«— Deus fará pelo melhor — disse Sancho —, que Deus que dá a chaga, dá o remédio; ninguém sabe o que está para vir, daqui até amanhã muitas horas há, e numa e até num só momento, cai a casa; já vi chover e fazer sol, tudo ao mesmo tempo; há quem se deite cheio de saúde à noite e não se possa mover no dia seguinte.
E digam-me — porventura haverá quem se gabe de ter pregado um cravo a parar a roda da fortuna?

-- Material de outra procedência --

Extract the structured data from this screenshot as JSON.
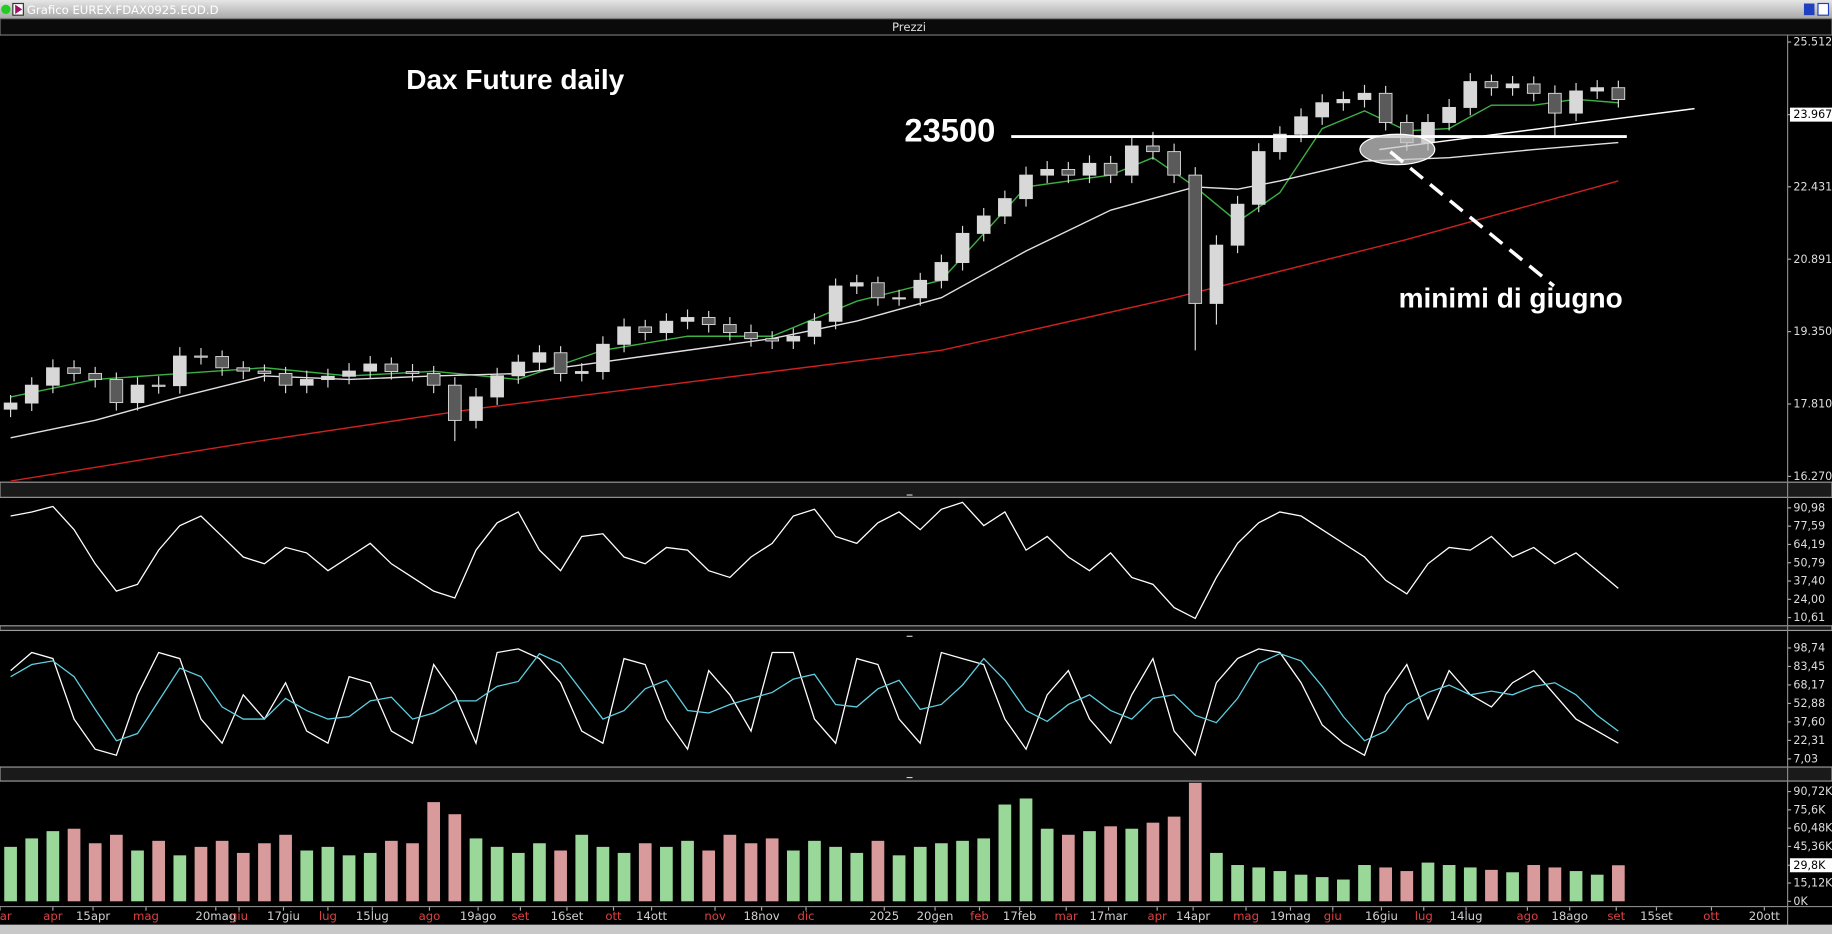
{
  "window": {
    "title": "Grafico EUREX.FDAX0925.EOD.D",
    "panel_title": "Prezzi"
  },
  "chart_data": [
    {
      "type": "candlestick",
      "title": "Dax Future daily",
      "callout": "minimi di giugno",
      "hline": 23500,
      "up_color": "#d8d8d8",
      "down_color": "#5a5a5a",
      "wick_color": "#d8d8d8",
      "xlim": [
        -0.5,
        84
      ],
      "xtick_color": "#d0d0d0",
      "xtick_month_color": "#e04040",
      "xticks": [
        {
          "value": -0.5,
          "label": "mar"
        },
        {
          "value": 2,
          "label": "apr"
        },
        {
          "value": 3.9,
          "label": "15apr"
        },
        {
          "value": 6.4,
          "label": "mag"
        },
        {
          "value": 9.7,
          "label": "20mag"
        },
        {
          "value": 10.8,
          "label": "giu"
        },
        {
          "value": 12.9,
          "label": "17giu"
        },
        {
          "value": 15,
          "label": "lug"
        },
        {
          "value": 17.1,
          "label": "15lug"
        },
        {
          "value": 19.8,
          "label": "ago"
        },
        {
          "value": 22.1,
          "label": "19ago"
        },
        {
          "value": 24.1,
          "label": "set"
        },
        {
          "value": 26.3,
          "label": "16set"
        },
        {
          "value": 28.5,
          "label": "ott"
        },
        {
          "value": 30.3,
          "label": "14ott"
        },
        {
          "value": 33.3,
          "label": "nov"
        },
        {
          "value": 35.5,
          "label": "18nov"
        },
        {
          "value": 37.6,
          "label": "dic"
        },
        {
          "value": 41.3,
          "label": "2025"
        },
        {
          "value": 43.7,
          "label": "20gen"
        },
        {
          "value": 45.8,
          "label": "feb"
        },
        {
          "value": 47.7,
          "label": "17feb"
        },
        {
          "value": 49.9,
          "label": "mar"
        },
        {
          "value": 51.9,
          "label": "17mar"
        },
        {
          "value": 54.2,
          "label": "apr"
        },
        {
          "value": 55.9,
          "label": "14apr"
        },
        {
          "value": 58.4,
          "label": "mag"
        },
        {
          "value": 60.5,
          "label": "19mag"
        },
        {
          "value": 62.5,
          "label": "giu"
        },
        {
          "value": 64.8,
          "label": "16giu"
        },
        {
          "value": 66.8,
          "label": "lug"
        },
        {
          "value": 68.8,
          "label": "14lug"
        },
        {
          "value": 71.7,
          "label": "ago"
        },
        {
          "value": 73.7,
          "label": "18ago"
        },
        {
          "value": 75.9,
          "label": "set"
        },
        {
          "value": 77.8,
          "label": "15set"
        },
        {
          "value": 80.4,
          "label": "ott"
        },
        {
          "value": 82.9,
          "label": "20ott"
        }
      ],
      "ylim": [
        16171,
        25661
      ],
      "yticks": [
        {
          "value": 25512,
          "label": "25.512"
        },
        {
          "value": 23967,
          "label": "23.967"
        },
        {
          "value": 22431,
          "label": "22.431"
        },
        {
          "value": 20891,
          "label": "20.891"
        },
        {
          "value": 19350,
          "label": "19.350"
        },
        {
          "value": 17810,
          "label": "17.810"
        },
        {
          "value": 16270,
          "label": "16.270"
        }
      ],
      "highlight_tick": 1,
      "open": [
        17700,
        17830,
        18210,
        18580,
        18460,
        18330,
        17840,
        18210,
        18200,
        18830,
        18820,
        18580,
        18510,
        18460,
        18210,
        18330,
        18400,
        18510,
        18660,
        18500,
        18460,
        18210,
        17460,
        17960,
        18410,
        18700,
        18900,
        18460,
        18500,
        19080,
        19450,
        19330,
        19570,
        19650,
        19500,
        19330,
        19200,
        19150,
        19250,
        19570,
        20320,
        20390,
        20070,
        20070,
        20440,
        20820,
        21440,
        21810,
        22180,
        22680,
        22800,
        22680,
        22930,
        22680,
        23300,
        23180,
        22680,
        19950,
        21190,
        22060,
        23180,
        23550,
        23920,
        24220,
        24290,
        24420,
        23800,
        23370,
        23800,
        24120,
        24670,
        24540,
        24620,
        24420,
        24000,
        24470,
        24540
      ],
      "high": [
        18000,
        18380,
        18760,
        18740,
        18600,
        18480,
        18380,
        18400,
        19020,
        19000,
        18950,
        18720,
        18650,
        18600,
        18520,
        18560,
        18680,
        18830,
        18800,
        18660,
        18620,
        18380,
        18150,
        18580,
        18860,
        19060,
        19040,
        18680,
        19250,
        19630,
        19600,
        19740,
        19820,
        19790,
        19660,
        19500,
        19360,
        19420,
        19740,
        20480,
        20560,
        20520,
        20240,
        20600,
        20990,
        21600,
        21980,
        22350,
        22860,
        22980,
        22960,
        23100,
        23090,
        23480,
        23600,
        23350,
        22850,
        21400,
        22240,
        23360,
        23720,
        24100,
        24400,
        24460,
        24600,
        24580,
        23970,
        23980,
        24300,
        24850,
        24820,
        24790,
        24780,
        24590,
        24640,
        24700,
        24690
      ],
      "low": [
        17530,
        17660,
        18040,
        18290,
        18160,
        17670,
        17670,
        18030,
        18030,
        18650,
        18410,
        18340,
        18290,
        18040,
        18040,
        18160,
        18230,
        18340,
        18330,
        18290,
        18040,
        17020,
        17290,
        17790,
        18240,
        18530,
        18290,
        18290,
        18330,
        18910,
        19160,
        19160,
        19400,
        19330,
        19160,
        19030,
        18980,
        18980,
        19080,
        19400,
        20150,
        19900,
        19900,
        19900,
        20270,
        20650,
        21270,
        21640,
        22010,
        22510,
        22510,
        22510,
        22510,
        22510,
        23010,
        22510,
        18950,
        19500,
        21020,
        21890,
        23010,
        23380,
        23750,
        24050,
        24120,
        23630,
        23200,
        23200,
        23630,
        23950,
        24370,
        24370,
        24250,
        23500,
        23830,
        24300,
        24120
      ],
      "close": [
        17830,
        18210,
        18580,
        18460,
        18330,
        17840,
        18210,
        18200,
        18830,
        18820,
        18580,
        18510,
        18460,
        18210,
        18330,
        18400,
        18510,
        18660,
        18500,
        18460,
        18210,
        17460,
        17960,
        18410,
        18700,
        18900,
        18460,
        18500,
        19080,
        19450,
        19330,
        19570,
        19650,
        19500,
        19330,
        19200,
        19150,
        19250,
        19570,
        20320,
        20390,
        20070,
        20070,
        20440,
        20820,
        21440,
        21810,
        22180,
        22680,
        22800,
        22680,
        22930,
        22680,
        23300,
        23180,
        22680,
        19950,
        21190,
        22060,
        23180,
        23550,
        23920,
        24220,
        24290,
        24420,
        23800,
        23370,
        23800,
        24120,
        24670,
        24540,
        24620,
        24420,
        24000,
        24470,
        24540,
        24290
      ],
      "lines": [
        {
          "color": "#3cb043",
          "x": [
            0,
            4,
            8,
            12,
            16,
            20,
            24,
            28,
            32,
            36,
            40,
            44,
            48,
            52,
            54,
            56,
            58,
            60,
            62,
            64,
            66,
            68,
            70,
            72,
            74,
            76
          ],
          "values": [
            17959,
            18332,
            18456,
            18580,
            18406,
            18506,
            18332,
            18953,
            19251,
            19251,
            19996,
            20443,
            22430,
            22679,
            23051,
            22430,
            21685,
            22306,
            23672,
            24045,
            23623,
            23672,
            24169,
            24169,
            24293,
            24219
          ]
        },
        {
          "color": "#e0e0e0",
          "x": [
            0,
            4,
            8,
            12,
            16,
            20,
            24,
            28,
            32,
            36,
            40,
            44,
            48,
            52,
            56,
            58,
            60,
            64,
            68,
            72,
            76
          ],
          "values": [
            17090,
            17462,
            17959,
            18406,
            18332,
            18406,
            18456,
            18704,
            18953,
            19201,
            19574,
            20071,
            21064,
            21934,
            22430,
            22381,
            22555,
            22977,
            23051,
            23225,
            23374
          ]
        },
        {
          "color": "#d02020",
          "x": [
            0,
            11,
            22,
            33,
            44,
            55,
            66,
            76
          ],
          "values": [
            16170,
            16970,
            17710,
            18330,
            18950,
            20070,
            21310,
            22555
          ]
        }
      ],
      "trendline": {
        "x": [
          64.7,
          79.6
        ],
        "values": [
          23225,
          24095
        ]
      }
    },
    {
      "type": "line",
      "ylim": [
        5.48,
        96.97
      ],
      "yticks": [
        {
          "value": 90.98,
          "label": "90,98"
        },
        {
          "value": 77.59,
          "label": "77,59"
        },
        {
          "value": 64.19,
          "label": "64,19"
        },
        {
          "value": 50.79,
          "label": "50,79"
        },
        {
          "value": 37.4,
          "label": "37,40"
        },
        {
          "value": 24,
          "label": "24,00"
        },
        {
          "value": 10.61,
          "label": "10,61"
        }
      ],
      "series": [
        {
          "color": "#ffffff",
          "values": [
            85,
            88,
            92,
            75,
            50,
            30,
            35,
            60,
            78,
            85,
            70,
            55,
            50,
            62,
            58,
            45,
            55,
            65,
            50,
            40,
            30,
            25,
            60,
            80,
            88,
            60,
            45,
            70,
            72,
            55,
            50,
            62,
            60,
            45,
            40,
            55,
            65,
            85,
            90,
            70,
            65,
            80,
            88,
            75,
            90,
            95,
            78,
            88,
            60,
            70,
            55,
            45,
            58,
            40,
            35,
            18,
            10,
            40,
            65,
            80,
            88,
            85,
            75,
            65,
            55,
            38,
            28,
            50,
            62,
            60,
            70,
            55,
            62,
            50,
            58,
            45,
            32
          ]
        }
      ]
    },
    {
      "type": "line",
      "ylim": [
        1.24,
        112.26
      ],
      "yticks": [
        {
          "value": 98.74,
          "label": "98,74"
        },
        {
          "value": 83.45,
          "label": "83,45"
        },
        {
          "value": 68.17,
          "label": "68,17"
        },
        {
          "value": 52.88,
          "label": "52,88"
        },
        {
          "value": 37.6,
          "label": "37,60"
        },
        {
          "value": 22.31,
          "label": "22,31"
        },
        {
          "value": 7.03,
          "label": "7,03"
        }
      ],
      "series": [
        {
          "color": "#ffffff",
          "values": [
            80,
            95,
            90,
            40,
            15,
            10,
            60,
            95,
            90,
            40,
            20,
            60,
            40,
            70,
            30,
            20,
            75,
            70,
            30,
            20,
            85,
            60,
            20,
            95,
            98,
            90,
            70,
            30,
            20,
            90,
            85,
            40,
            15,
            80,
            60,
            30,
            95,
            95,
            40,
            20,
            90,
            85,
            40,
            20,
            95,
            90,
            85,
            40,
            15,
            60,
            80,
            40,
            20,
            60,
            90,
            30,
            10,
            70,
            90,
            98,
            95,
            70,
            35,
            20,
            10,
            60,
            85,
            40,
            80,
            60,
            50,
            70,
            80,
            60,
            40,
            30,
            20
          ]
        },
        {
          "color": "#5fd0e0",
          "values": [
            75,
            85,
            88,
            75,
            48,
            22,
            28,
            55,
            82,
            75,
            50,
            40,
            40,
            57,
            47,
            40,
            42,
            55,
            58,
            40,
            45,
            55,
            55,
            67,
            71,
            94,
            86,
            63,
            40,
            47,
            65,
            72,
            47,
            45,
            52,
            57,
            62,
            73,
            77,
            52,
            50,
            65,
            72,
            48,
            52,
            68,
            90,
            72,
            47,
            38,
            52,
            60,
            47,
            40,
            57,
            60,
            43,
            37,
            57,
            86,
            94,
            88,
            67,
            42,
            22,
            30,
            52,
            62,
            68,
            60,
            63,
            60,
            67,
            70,
            60,
            43,
            30
          ]
        }
      ]
    },
    {
      "type": "bar",
      "up_color": "#9ad89a",
      "down_color": "#d89a9a",
      "ylim": [
        -3860,
        98440
      ],
      "yticks": [
        {
          "value": 90720,
          "label": "90,72K"
        },
        {
          "value": 75600,
          "label": "75,6K"
        },
        {
          "value": 60480,
          "label": "60,48K"
        },
        {
          "value": 45360,
          "label": "45,36K"
        },
        {
          "value": 29800,
          "label": "29,8K"
        },
        {
          "value": 15120,
          "label": "15,12K"
        },
        {
          "value": 0,
          "label": "0K"
        }
      ],
      "highlight_tick": 4,
      "values": [
        45000,
        52000,
        58000,
        60000,
        48000,
        55000,
        42000,
        50000,
        38000,
        45000,
        50000,
        40000,
        48000,
        55000,
        42000,
        45000,
        38000,
        40000,
        50000,
        48000,
        82000,
        72000,
        52000,
        45000,
        40000,
        48000,
        42000,
        55000,
        45000,
        40000,
        48000,
        45000,
        50000,
        42000,
        55000,
        48000,
        52000,
        42000,
        50000,
        45000,
        40000,
        50000,
        38000,
        45000,
        48000,
        50000,
        52000,
        80000,
        85000,
        60000,
        55000,
        58000,
        62000,
        60000,
        65000,
        70000,
        98000,
        40000,
        30000,
        28000,
        25000,
        22000,
        20000,
        18000,
        30000,
        28000,
        25000,
        32000,
        30000,
        28000,
        26000,
        24000,
        30000,
        28000,
        25000,
        22000,
        29800
      ]
    }
  ]
}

Não, por certo, e entre o sim e o não da mulher não me atreveria eu a pôr uma ponta de alfinete, porque não caberia. [ ]
— Onde vais parar, Sancho, que te tornas um malvado? — disse D. Quixote. — Que quando começas a enfiar provérbios e patranhas, não te pode esperar senão o próprio Judas, que te leve. Diz-me, animal — que sabes tu de cravos e de rodas da fortuna, ou de qualquer outra coisa?
— Oh! Pois se não me entendem — respondeu Sancho —, não me assombra que as minhas sentenças sejam tidas por disparates. Mas não me importa: eu entendo-me e sei que não disse muitas asneiras naquilo que disse; [ ]»
Miguel Cervantes, O Engenhoso Fidalgo
D. Quixote de la Mancha, («Il Ingenioso
Hidalgo D. Quixote de La Mancha», 1605)
Trad. e notas de José Bento, Gravuras
de Lima de Freitas, Relógio d’Água,
Lisboa, 2005, p. 594.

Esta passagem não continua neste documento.